The youngest of the children, Gavin Tabor, was physically disabled. He was a baby, not even on
e year old. The accounts of the trial reported that he would need years of physical rehabilitation. He would be twenty-something now, and … that was where I was forced to give up the thread.
Bonnie called me and asked if I’d finished my filing.
“I was daydreaming,” I told Bonnie.
“Well, there’s nothing wrong with daydreaming. But I have a job for you. A real job. I just want you to do it. It will be a challenge for you.”
I almost laughed. “What if I mess it up?”
“I don’t know anything about the forensic side of it, but I do know that he has more of the materials that you’d be working on. Dr. Steve did say to tell you that your work would be part of the permanent file, however.”
Again, random niceness. What gives? I thought.
What Dr. Stephen had left was an actual piece of evidence from a “situation,” with instructions on how to examine it for possible use. There was no further information. Nothing that told me where the evidence had come from or what kind of death scene, or crime scene, was involved.
Dr. Stephen wrote that I should use ordinary care in following the steps and go as far as I could without the need for another tier of chemical analysis. He left me a paper cloth lab cap to prevent my hair from contaminating the evidence, and several pairs of disposable gloves, pointing out in his note that most people cut theirs up accidentally, because they were trying so hard not to. I was to use the instruments I thought would be most useful.

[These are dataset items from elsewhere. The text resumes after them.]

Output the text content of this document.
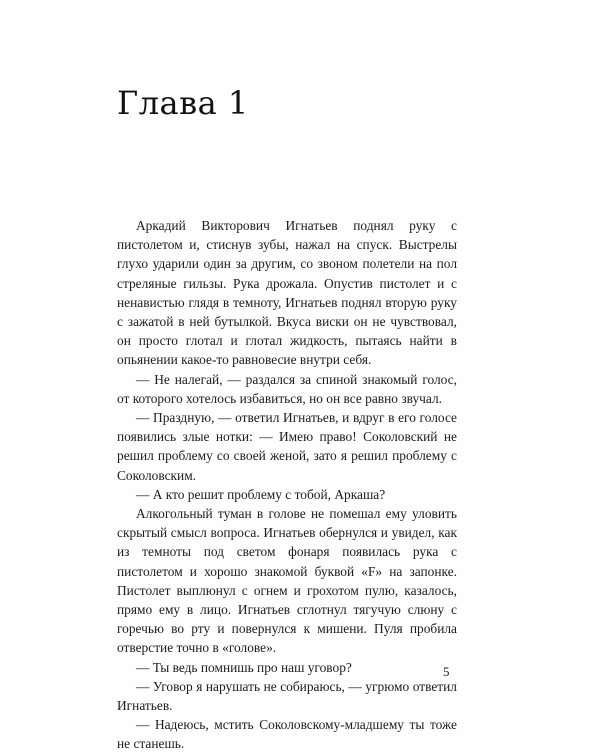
Глава 1

Аркадий Викторович Игнатьев поднял руку с пистолетом и, стиснув зубы, нажал на спуск. Выстрелы глухо ударили один за другим, со звоном полетели на пол стреляные гильзы. Рука дрожала. Опустив пистолет и с ненавистью глядя в темноту, Игнатьев поднял вторую руку с зажатой в ней бутылкой. Вкуса виски он не чувствовал, он просто глотал и глотал жидкость, пытаясь найти в опьянении какое-то равновесие внутри себя.

— Не налегай, — раздался за спиной знакомый голос, от которого хотелось избавиться, но он все равно звучал.

— Праздную, — ответил Игнатьев, и вдруг в его голосе появились злые нотки: — Имею право! Соколовский не решил проблему со своей женой, зато я решил проблему с Соколовским.

— А кто решит проблему с тобой, Аркаша?

Алкогольный туман в голове не помешал ему уловить скрытый смысл вопроса. Игнатьев обернулся и увидел, как из темноты под светом фонаря появилась рука с пистолетом и хорошо знакомой буквой «F» на запонке. Пистолет выплюнул с огнем и грохотом пулю, казалось, прямо ему в лицо. Игнатьев сглотнул тягучую слюну с горечью во рту и повернулся к мишени. Пуля пробила отверстие точно в «голове».

— Ты ведь помнишь про наш уговор?

— Уговор я нарушать не собираюсь, — угрюмо ответил Игнатьев.

— Надеюсь, мстить Соколовскому-младшему ты тоже не станешь.

5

The evidence was a torn piece of blue fabric.
With surgical scissors, I cut off a small square and, from comparing it with other samples, determined that it was the kind of denim used in less expensive blue jeans. It was bloodstained and dirty, as though it had been pulled from the ground. Using tweezers, I placed the cloth on a light table. For an hour, I picked off particles.
I found three different kinds of plant matter—broken needles I identified as coming from a black pine, tufts of fescue, both green and brownish, and some kind of ground cover. I also found sand, soil, and two kinds of hair, one coarse and dark reddish-brown, one shorter and very pale.